Ombudsman wrong in suspected pension liberation case

21 / 07 / 2016

The High Court has overturned a decision of the Pension Ombudsman which had allowed a personal pension scheme to decline a member’s transfer request where there were concerns about the possibility of a pensions scam. The court disagreed with the PO’s interpretation of the relevant legislation.

Pension liberation

The term “pension liberation” has been coined by the pensions industry to cover any form of unauthorised use of pension monies. The so-called liberators have been extremely creative with scams ranging from early access to pension monies before age 55, or the promise of unrealistically high investment returns.

The scams which at first, can look and feel like occupational pensions schemes, are quite often registered with HMRC. However, they often breach HMRC rules, are backed by poor or non-existent documentation are quite often promoted by dubious operators. Ultimately, it is the member who suffers adverse tax consequences which may not have been properly explained at the outset.

Facts

Mrs Hughes was a member of the Royal London Personal Pension Scheme. The rules of the Royal London Scheme gave the administrator an “absolute” discretion to transfer a member’s benefits to another pension scheme.

In July 2014 Mrs Hughes applied to have her Royal London accrued benefits transferred to a SSAS in order to acquire transfer credits.

Mrs Hughes was an employee of the SSAS employer but she had no earnings in relation to the SSAS employer.

Royal London refused to make the transfer on two grounds:

  1. It was not satisfied the transfer would be used for the purpose of providing appropriate pension benefits under a registered pension scheme; and
  2. It queried whether Mrs Hughes had a statutory right to transfer as it did not think that the SSAS could be correctly categorised as an occupational pension scheme.

Ombudsman’s determination

Discussing Mrs Hughes’ complaint against Royal London’s decision not to grant a transfer, the PO found that the member did not have a statutory right to a transfer value. This was based on a quirk of the underlying legislation – in order to secure “transfer credits”, the member needs to be an “earner” in relation to the receiving scheme. As we know, Mrs Hughes had no earnings in relation to the SSAS employer.

Having decided that Mrs Hughes did not have a statutory right to a transfer value, the PO then went on to state that Royal London had correctly raised legitimate concerns about the transfer and the facts surrounding it (i.e. not exercising its absolute discretion).

Appeal to the High Court

Mrs Hughes appealed against the PO’s determination.

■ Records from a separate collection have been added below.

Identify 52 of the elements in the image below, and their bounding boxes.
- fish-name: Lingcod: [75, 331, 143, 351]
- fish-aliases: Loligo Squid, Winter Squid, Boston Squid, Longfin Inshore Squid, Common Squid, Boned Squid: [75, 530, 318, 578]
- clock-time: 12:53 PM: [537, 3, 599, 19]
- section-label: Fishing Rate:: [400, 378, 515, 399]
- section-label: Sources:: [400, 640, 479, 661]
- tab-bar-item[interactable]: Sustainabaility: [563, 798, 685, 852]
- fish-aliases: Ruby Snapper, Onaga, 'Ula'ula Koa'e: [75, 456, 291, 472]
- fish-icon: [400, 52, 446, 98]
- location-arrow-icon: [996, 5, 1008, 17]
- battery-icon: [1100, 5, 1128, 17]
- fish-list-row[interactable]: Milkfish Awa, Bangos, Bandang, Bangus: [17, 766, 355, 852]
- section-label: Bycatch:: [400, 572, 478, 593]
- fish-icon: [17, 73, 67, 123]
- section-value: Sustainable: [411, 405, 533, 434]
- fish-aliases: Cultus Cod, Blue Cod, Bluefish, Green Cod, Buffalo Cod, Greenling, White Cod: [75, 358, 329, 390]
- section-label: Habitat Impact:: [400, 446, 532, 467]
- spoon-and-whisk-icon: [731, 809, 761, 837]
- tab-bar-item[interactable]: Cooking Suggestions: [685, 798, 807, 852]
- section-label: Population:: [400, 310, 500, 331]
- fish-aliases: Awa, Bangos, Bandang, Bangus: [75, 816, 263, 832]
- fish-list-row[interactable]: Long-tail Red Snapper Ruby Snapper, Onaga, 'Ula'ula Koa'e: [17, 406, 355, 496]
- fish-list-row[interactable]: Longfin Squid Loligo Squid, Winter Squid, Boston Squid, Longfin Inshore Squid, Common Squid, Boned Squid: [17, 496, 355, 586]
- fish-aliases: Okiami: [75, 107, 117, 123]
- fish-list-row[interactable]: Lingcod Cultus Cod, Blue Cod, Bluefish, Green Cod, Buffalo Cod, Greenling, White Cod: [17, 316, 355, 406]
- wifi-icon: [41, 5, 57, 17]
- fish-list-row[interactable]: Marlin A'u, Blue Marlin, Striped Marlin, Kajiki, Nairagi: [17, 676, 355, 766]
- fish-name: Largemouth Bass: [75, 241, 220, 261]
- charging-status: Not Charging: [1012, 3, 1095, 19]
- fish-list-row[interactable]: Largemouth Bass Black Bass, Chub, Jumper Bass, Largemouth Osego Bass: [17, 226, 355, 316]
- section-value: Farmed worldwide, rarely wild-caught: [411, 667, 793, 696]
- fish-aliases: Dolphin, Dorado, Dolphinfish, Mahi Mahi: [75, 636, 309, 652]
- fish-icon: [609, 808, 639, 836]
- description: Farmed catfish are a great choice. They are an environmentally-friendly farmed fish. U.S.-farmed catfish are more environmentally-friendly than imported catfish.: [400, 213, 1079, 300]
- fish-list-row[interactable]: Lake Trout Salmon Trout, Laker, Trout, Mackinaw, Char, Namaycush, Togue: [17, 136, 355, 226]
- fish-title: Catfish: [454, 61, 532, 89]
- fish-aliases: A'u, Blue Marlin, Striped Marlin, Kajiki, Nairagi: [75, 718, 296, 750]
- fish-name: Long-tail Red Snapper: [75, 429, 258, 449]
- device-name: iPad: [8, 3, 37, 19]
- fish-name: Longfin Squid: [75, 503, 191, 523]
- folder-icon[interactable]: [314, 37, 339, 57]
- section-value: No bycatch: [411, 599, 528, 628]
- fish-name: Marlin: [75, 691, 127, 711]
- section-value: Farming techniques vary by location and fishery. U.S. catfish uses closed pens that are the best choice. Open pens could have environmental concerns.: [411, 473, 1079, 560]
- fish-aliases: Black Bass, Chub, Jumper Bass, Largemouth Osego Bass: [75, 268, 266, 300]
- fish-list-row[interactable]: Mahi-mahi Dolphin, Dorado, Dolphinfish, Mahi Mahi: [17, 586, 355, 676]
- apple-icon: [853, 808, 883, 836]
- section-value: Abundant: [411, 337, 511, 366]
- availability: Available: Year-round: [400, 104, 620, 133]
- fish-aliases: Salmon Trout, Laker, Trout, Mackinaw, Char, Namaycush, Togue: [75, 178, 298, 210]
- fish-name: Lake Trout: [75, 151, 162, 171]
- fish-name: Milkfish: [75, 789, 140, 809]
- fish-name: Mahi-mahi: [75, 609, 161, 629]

She maintained that the PO had incorrectly construed the definition of “transfer credits” – that she was an “earner” within that definition even though her earnings did not come from an employer in relation to the SSAS. The High Court allowed the appeal against the PO’s determination that Mrs Hughes was an earner by reason of her earnings from another source and was entitled to require the Royal London to transfer the cash equivalent of her accrued rights to the SSAS.

The Court having found in Mrs Hughes’ favour on the “earnings” question did not consider it necessary to examine whether Royal London had acted improperly in not exercising its discretion to transfer her accrued rights.

Wedlake Bell comment

In response to the High Court’s judgment, the PO issued a statement noting that it had around 200 cases affected by this ruling. Clarity on the fact that members do not need to be in receipt of earnings from an employer sponsoring the occupational scheme to which they wish to transfer was welcomed.

The decision does however still leave trustees and administrators in a potentially difficult position with regard to transfer requests from members. The decision seems to suggest that beyond verification of earnings and the provision of risk warnings such transfer request cannot be refused. Where does this leave trustees and the fiduciary duties they owe to members?

Some savers will not be equipped to making such decisions for themselves. This means that bad decisions will undoubtedly follow.

Trustees and administrators must comply with the law – decisions from the High Court are binding. One therefore comes back to making sure member communications on pension liberation are clear and transfer packs are well structured in order to allow those individual savers contemplating a transfer the ability to make well-informed decisions which are not bad decisions. Unfortunately for trustees and administrators the market seems to be moving towards equipping individuals with this information rather than playing an active role in preventing such decisions in suspicious circumstances.